I tipi di lussazione sono veramente tanti a seconda del movimento che il paziente ha fatto per provocare la lussazione.

Cosa fare quando ci si rende conto che ci si è lussata la spalla?

Innanzitutto bisogna assolutamente evitare di fare manovre strane per mettere apposto l’articolazione perchè molto spesso si possono, così, subire delle fratture e poi bisogna immediatamente recarsi in Pronto Soccorso e far trattare la spalla lussata dal medico.

A volte la lussazione è talmente complicata che bisogna ricorrere all’anestesia per rilassare i muscoli e procedere così a riportare l’articolazione all’interno della cavità articolare.

E’ sempre necessario l’intervento?

Quando esce la spalla, possono succedere tante cose.

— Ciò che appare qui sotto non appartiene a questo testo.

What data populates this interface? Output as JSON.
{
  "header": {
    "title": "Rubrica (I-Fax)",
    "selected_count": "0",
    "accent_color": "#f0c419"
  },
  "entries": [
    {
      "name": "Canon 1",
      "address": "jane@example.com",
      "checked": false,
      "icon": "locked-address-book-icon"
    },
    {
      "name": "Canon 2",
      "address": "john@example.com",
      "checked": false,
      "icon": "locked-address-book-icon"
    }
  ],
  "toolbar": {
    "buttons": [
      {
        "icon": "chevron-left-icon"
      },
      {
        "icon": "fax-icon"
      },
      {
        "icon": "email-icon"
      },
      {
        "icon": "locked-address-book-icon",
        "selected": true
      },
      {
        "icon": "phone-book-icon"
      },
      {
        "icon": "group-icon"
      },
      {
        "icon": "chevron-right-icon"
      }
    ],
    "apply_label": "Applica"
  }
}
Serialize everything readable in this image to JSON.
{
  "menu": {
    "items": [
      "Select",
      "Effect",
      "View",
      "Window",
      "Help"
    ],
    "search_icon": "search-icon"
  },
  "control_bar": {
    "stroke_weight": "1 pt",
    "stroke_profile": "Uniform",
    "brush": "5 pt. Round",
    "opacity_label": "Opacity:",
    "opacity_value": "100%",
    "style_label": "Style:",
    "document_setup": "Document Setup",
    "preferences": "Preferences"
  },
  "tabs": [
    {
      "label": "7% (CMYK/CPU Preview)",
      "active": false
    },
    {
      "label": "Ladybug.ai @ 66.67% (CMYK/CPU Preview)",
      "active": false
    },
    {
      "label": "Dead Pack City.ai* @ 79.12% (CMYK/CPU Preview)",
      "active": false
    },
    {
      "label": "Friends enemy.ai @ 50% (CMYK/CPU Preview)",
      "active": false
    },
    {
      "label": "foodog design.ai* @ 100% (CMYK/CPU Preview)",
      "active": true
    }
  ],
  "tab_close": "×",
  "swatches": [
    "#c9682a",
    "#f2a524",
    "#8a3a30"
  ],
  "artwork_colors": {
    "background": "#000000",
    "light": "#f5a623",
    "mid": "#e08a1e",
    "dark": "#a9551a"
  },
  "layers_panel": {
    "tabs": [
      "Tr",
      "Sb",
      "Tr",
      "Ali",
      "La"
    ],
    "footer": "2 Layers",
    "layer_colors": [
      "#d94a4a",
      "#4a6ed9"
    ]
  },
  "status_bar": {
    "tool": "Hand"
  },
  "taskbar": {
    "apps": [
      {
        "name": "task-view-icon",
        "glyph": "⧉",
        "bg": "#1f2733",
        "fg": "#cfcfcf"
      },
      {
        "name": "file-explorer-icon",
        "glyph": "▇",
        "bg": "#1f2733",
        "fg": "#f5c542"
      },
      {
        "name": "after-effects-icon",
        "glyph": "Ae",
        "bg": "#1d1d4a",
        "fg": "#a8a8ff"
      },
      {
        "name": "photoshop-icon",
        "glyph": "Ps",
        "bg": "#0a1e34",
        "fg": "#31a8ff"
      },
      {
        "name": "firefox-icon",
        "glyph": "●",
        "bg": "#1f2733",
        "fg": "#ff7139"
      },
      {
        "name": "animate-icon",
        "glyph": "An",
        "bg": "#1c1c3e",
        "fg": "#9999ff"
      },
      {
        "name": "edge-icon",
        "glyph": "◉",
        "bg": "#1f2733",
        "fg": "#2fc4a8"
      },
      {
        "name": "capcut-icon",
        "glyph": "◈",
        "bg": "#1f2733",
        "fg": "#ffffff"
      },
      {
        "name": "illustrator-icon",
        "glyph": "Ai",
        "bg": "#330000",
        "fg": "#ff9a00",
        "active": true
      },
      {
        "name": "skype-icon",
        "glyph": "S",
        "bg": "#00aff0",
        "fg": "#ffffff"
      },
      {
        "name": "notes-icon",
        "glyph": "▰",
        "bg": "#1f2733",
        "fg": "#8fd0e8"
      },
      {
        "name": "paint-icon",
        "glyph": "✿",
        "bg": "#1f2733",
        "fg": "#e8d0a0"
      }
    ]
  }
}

Si possono staccare i legamenti, rompere i tendini della cuffia dei rotatori (nell’anziano) o addirittura rompere l’osso.

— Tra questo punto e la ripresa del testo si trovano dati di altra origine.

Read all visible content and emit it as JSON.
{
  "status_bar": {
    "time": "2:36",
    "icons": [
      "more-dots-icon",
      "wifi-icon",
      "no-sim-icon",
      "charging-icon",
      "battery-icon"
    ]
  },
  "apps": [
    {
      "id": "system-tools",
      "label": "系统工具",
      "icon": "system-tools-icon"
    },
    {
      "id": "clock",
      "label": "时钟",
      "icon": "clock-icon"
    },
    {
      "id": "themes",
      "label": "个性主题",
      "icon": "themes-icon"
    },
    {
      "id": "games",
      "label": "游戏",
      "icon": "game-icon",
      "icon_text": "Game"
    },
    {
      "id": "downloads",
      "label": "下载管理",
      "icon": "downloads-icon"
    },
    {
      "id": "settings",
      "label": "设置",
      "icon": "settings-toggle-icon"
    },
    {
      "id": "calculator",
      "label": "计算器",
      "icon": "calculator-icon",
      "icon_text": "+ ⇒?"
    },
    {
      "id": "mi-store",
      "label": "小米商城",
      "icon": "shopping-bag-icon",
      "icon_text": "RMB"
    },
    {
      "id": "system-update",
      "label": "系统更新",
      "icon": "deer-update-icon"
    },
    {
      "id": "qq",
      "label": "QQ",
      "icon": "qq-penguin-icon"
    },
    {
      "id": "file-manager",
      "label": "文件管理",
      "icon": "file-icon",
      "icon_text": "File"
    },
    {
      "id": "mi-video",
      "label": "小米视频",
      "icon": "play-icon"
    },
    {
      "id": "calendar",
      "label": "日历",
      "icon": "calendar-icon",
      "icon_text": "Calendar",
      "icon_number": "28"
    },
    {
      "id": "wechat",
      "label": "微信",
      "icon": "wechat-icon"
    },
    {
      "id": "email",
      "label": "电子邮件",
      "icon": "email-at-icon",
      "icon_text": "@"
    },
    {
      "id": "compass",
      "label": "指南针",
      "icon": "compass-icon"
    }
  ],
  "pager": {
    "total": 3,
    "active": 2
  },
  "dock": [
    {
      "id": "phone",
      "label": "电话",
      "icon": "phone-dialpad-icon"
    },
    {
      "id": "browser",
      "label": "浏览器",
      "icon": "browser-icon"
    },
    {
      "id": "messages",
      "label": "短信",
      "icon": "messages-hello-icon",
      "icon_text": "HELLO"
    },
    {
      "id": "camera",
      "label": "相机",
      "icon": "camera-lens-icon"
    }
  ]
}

Quando capita ad un giovane, bisogna informare il paziente che questo tipo di problema può ripresentarsi in futuro e quindi è giusto operare specialmente se ci sono lesioni importanti a livello della spalla.

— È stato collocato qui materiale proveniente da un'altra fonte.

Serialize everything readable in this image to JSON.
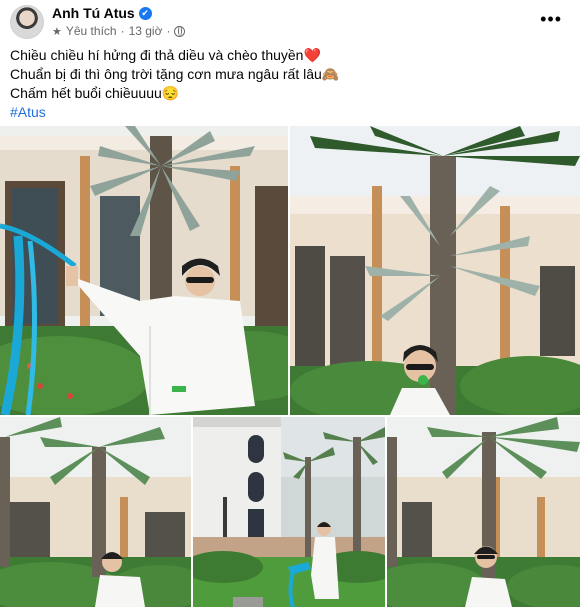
{
  "post": {
    "author": "Anh Tú Atus",
    "verified_mark": "✔",
    "meta_label": "Yêu thích",
    "separator": "·",
    "time": "13 giờ",
    "more_label": "•••",
    "caption_lines": [
      "Chiều chiều hí hửng đi thả diều và chèo thuyền❤️",
      "Chuẩn bị đi thì ông trời tặng cơn mưa ngâu rất lâu🙈",
      "Chấm hết buổi chiềuuuu😔"
    ],
    "hashtag": "#Atus"
  },
  "icons": {
    "verified": "verified-badge-icon",
    "favorite": "star-icon",
    "audience": "globe-icon",
    "more": "more-options-icon"
  },
  "colors": {
    "brand_blue": "#1877f2",
    "hashtag": "#216fdb",
    "secondary_text": "#65676b"
  }
}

Quali sono gli interventi che si fanno in sala operatoria e quali sono i tempi di recupero?

Di interventi per questo tipo di problematica ce ne sono moltissimi.

Tutti i tipi di intervento per curare l’instabilità di spalla oggi vengono eseguiti in artroscopia, anche quando dobbiamo intervenire per chiudere una frattura ossea si fa l’intervento di Latarjet che in passato si doveva per forza svolgere “a cielo aperto”.

Oggi invece, con le moderne tecniche, anche l’intervento di Latarjet si può fare in artroscopia.

I tempi di recupero, sia in artroscopia che a cielo aperto, sono sempre uguali: 20/25 giorni con il tutore per ricominciare a fare le primissime cose e poi 3 Mesi di fisioterapia.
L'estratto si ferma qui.